CUNY Orgs Keep Pushing For New Deal Amid Hochul’s Budget Delays

At PSC's rally on Apr. 13, participants did limbo while Gov. Hochul's budget remains in limbo./@KarinesReyes87 via Twitter

By Gabriela Flores

 

    Governor Kathy Hochul’s executive budget and its funding allocation for CUNY remain in limbo, with state officials missing their Apr. 1 deadline. As the stalemate continues as of press time, CUNY professors, staff, and students continue pressuring officials to pass the New Deal for CUNY, a bill that would make the university tuition-free and fund other campus resources. 

   “If we don’t get it passed this year, then we will always keep on trying. It’s never going to be, ‘Oh we tried, that’s it,” student Damien Andrade, a New York Public Interest Research Group member at Brooklyn College, told The Vanguard. 

    On Thursday, Mar. 30, two days before the budget’s initial deadline, students at BC rallied at Bedford Avenue’s main campus gates. NYPIRG and the Young Democratic Socialists of America tabled outside campus to inform BC members of Hochul’s pending budget and proposal to increase tuition by 3%, as reported by NY1.  The initial budget allocates $227 billion for SUNY and CUNY, increasing recurring operating funds for CUNY by $94 million, with the projected tuition hikes estimated to bring in $97 million to the state’s university system. The proposed tuition hikes come as several CUNY campuses struggle with the enrollment and retention of students. Many state officials are pushing back against the tuition hikes. During the spring break, the Professional Staff Congress, the university’s union, hosted a “Spring Broke” rally on Thursday, Apr. 13, outside the governor’s office in Manhattan.
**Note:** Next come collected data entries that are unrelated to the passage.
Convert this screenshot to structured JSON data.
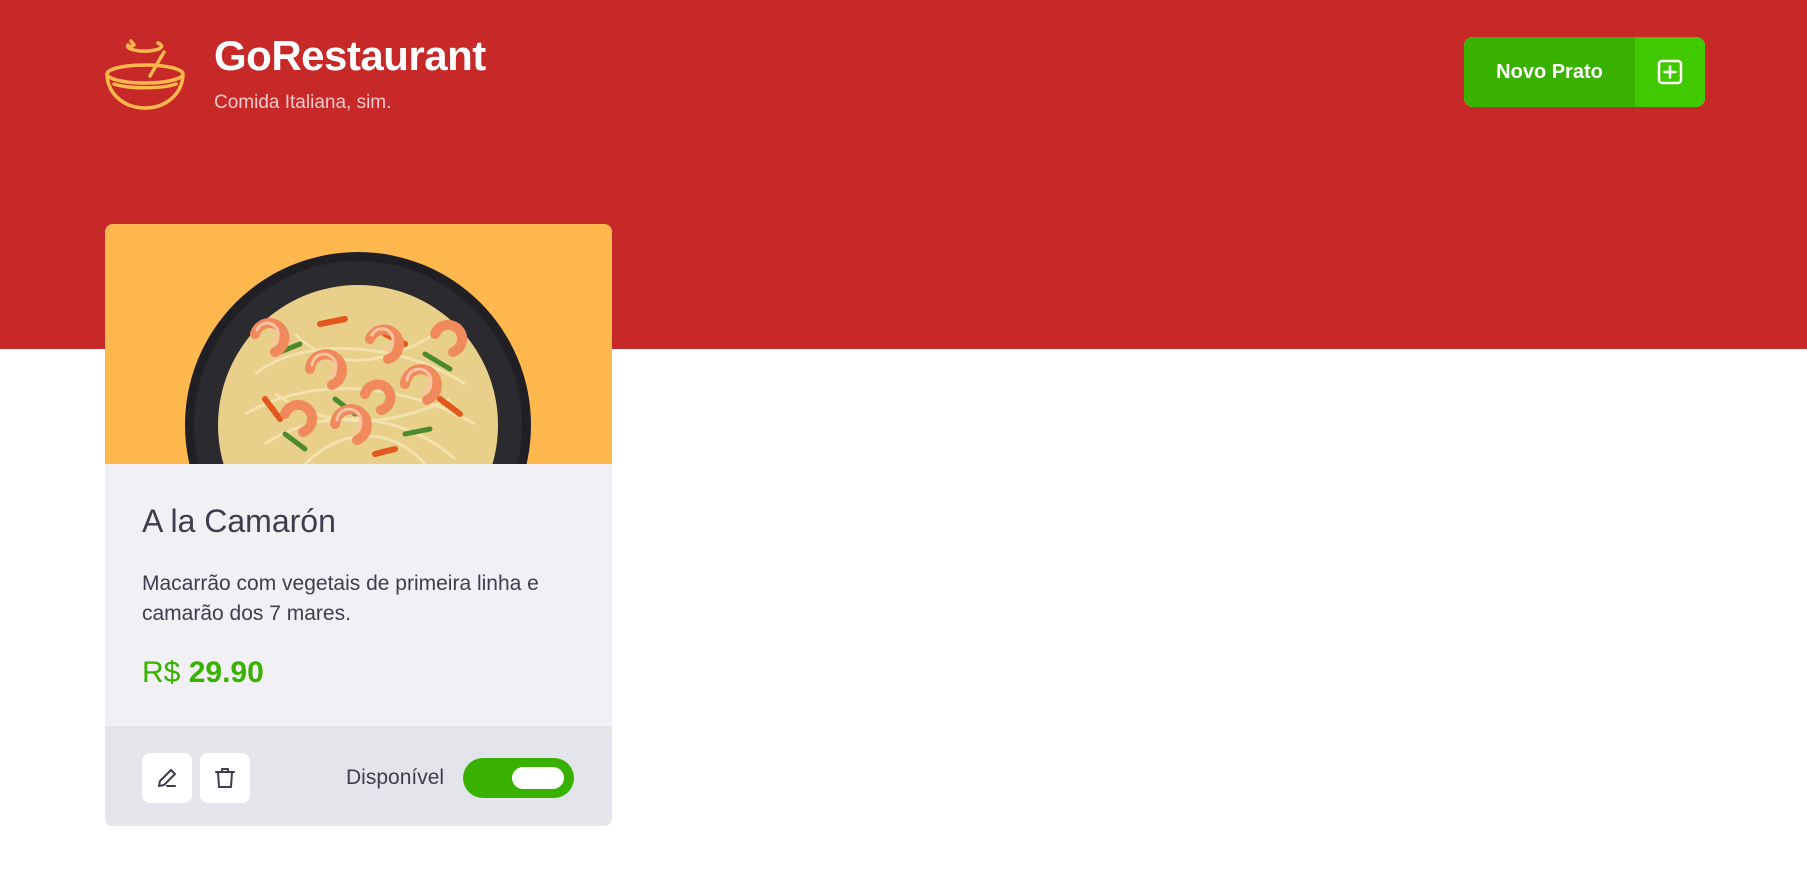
{
  "header": {
    "brand_title": "GoRestaurant",
    "brand_subtitle": "Comida Italiana, sim.",
    "logo_icon": "bowl-icon",
    "new_dish_button": {
      "label": "Novo Prato",
      "icon": "plus-square-icon"
    }
  },
  "colors": {
    "header_bg": "#c72828",
    "button_green": "#39b100",
    "button_icon_green": "#41c900",
    "card_image_bg": "#ffb84d",
    "card_body_bg": "#f0f0f5",
    "card_footer_bg": "#e4e4eb",
    "text_dark": "#3d3d4d",
    "logo_orange": "#ffb84d"
  },
  "foods": [
    {
      "name": "A la Camarón",
      "description": "Macarrão com vegetais de primeira linha e camarão dos 7 mares.",
      "currency": "R$",
      "price": "29.90",
      "image_icon": "shrimp-pasta-dish-image",
      "edit_icon": "pencil-icon",
      "delete_icon": "trash-icon",
      "availability_label": "Disponível",
      "available": true
    }
  ]
}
Politicians including Assembly Member Karines Reyes and Senator Andrew Gounardes joined the CUNY union members, alumni, and students, in their final calls for the New Deal’s passing.
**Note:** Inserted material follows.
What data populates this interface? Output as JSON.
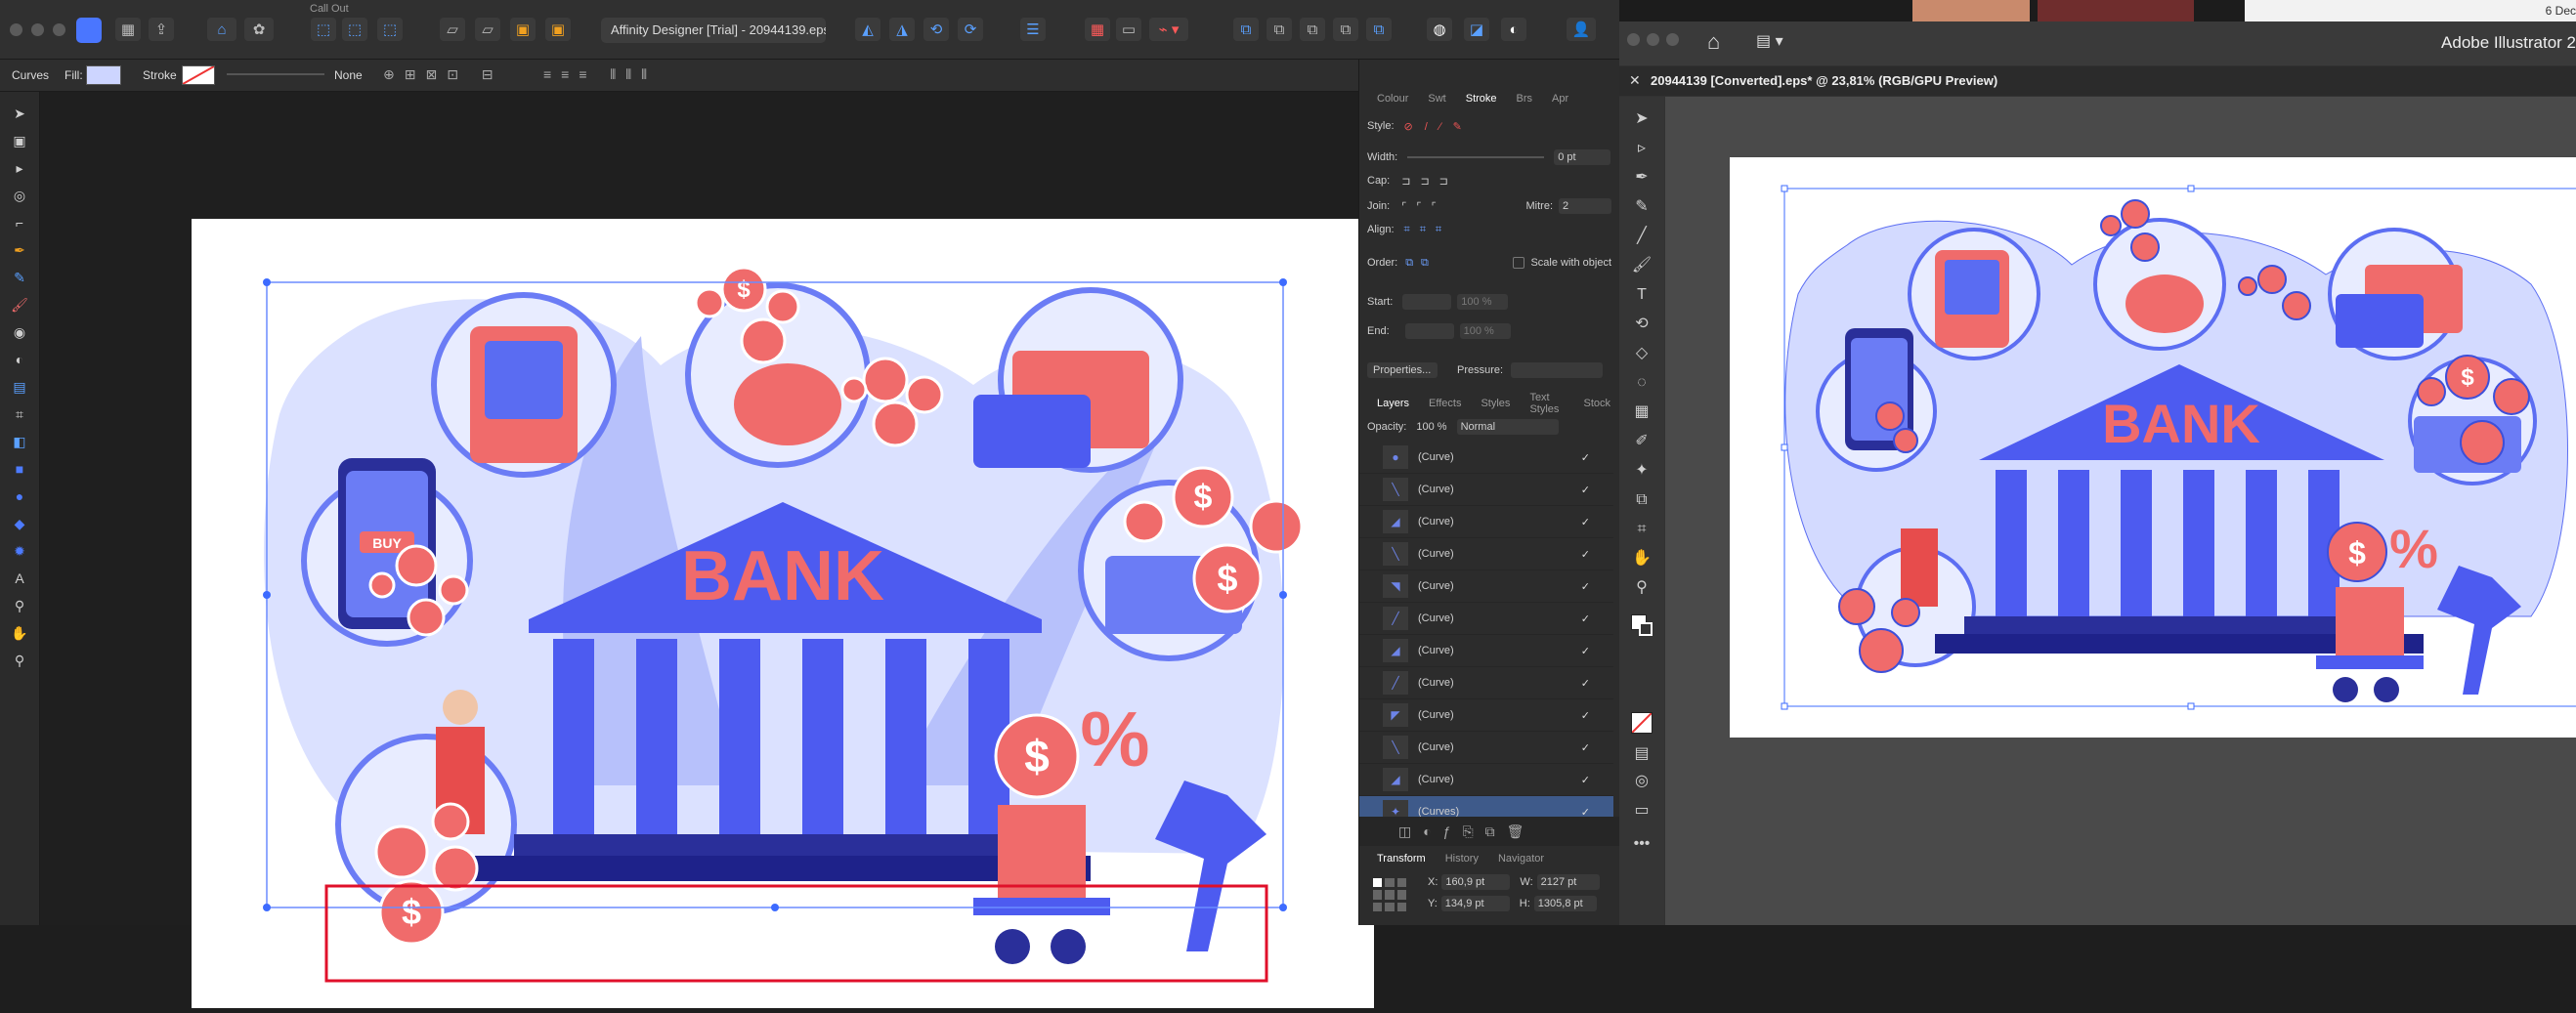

   “We are 15 days past our budget deadline and thank God that we’re still alive, fighting for a budget that is not going to let CUNY die on the vine,” said Senator Goundardes at the rally, who is the lead senate sponsor for the bill. “Fighting for a budget that’s going to put students first, fighting for a budget that’s going to put the City University at the top of the pedestal where it deserves to be.” 

    Among its demands, the New Deal advocates for the expansion of mental health counseling for students, an increase in the ratio of full-time faculty to students, equitable pay rates for adjunct lecturers, hiring full-time faculty from underrepresented groups, and other resources.  For supporters of the legislation, the demands of the New Deal would support CUNY’s needs to better its infrastructure and sustain education towards economic mobility for students. NYPIRG members like Ymer Bashir and Damien Andrade, are also working to address public transportation costs through the Fair Fares Act, food insecurity with the Hunger-Free Campus Act, as well as other challenges that students and New Yorkers may face. 

   “New Deal for CUNY, Fair Fares, and the Hunger-Free Campus Act would literally help so many working-class students that desperately depend on trying to get a higher education but can’t because they have to determine whether to use their money for paying for college or food or rent,” said Andrade. 

    The pending executive budget for New York’s 2024 fiscal year would be applicable for this Apr. 1 till Mar. 31, 2024. Hochul’s proposals to change bail laws to ensure defendants return to court are taking center stage in Albany’s budget talks, with criticism being drawn by Progressive Democrats and criminal justice organizations, according to NY Daily News. As CUNY communities rally and make calls to the governor’s office, they aim to invest more funds into the university after years of being underfunded by state officials. 

   “When we fight for New Deal for CUNY, what we are saying is that the university that educates the children of the whole people of the city of New York needs funding. We are saying that because we serve a student population that is majority students of color, they do not deserve any less,” said PSC president James Davis during the Spring Broke rally.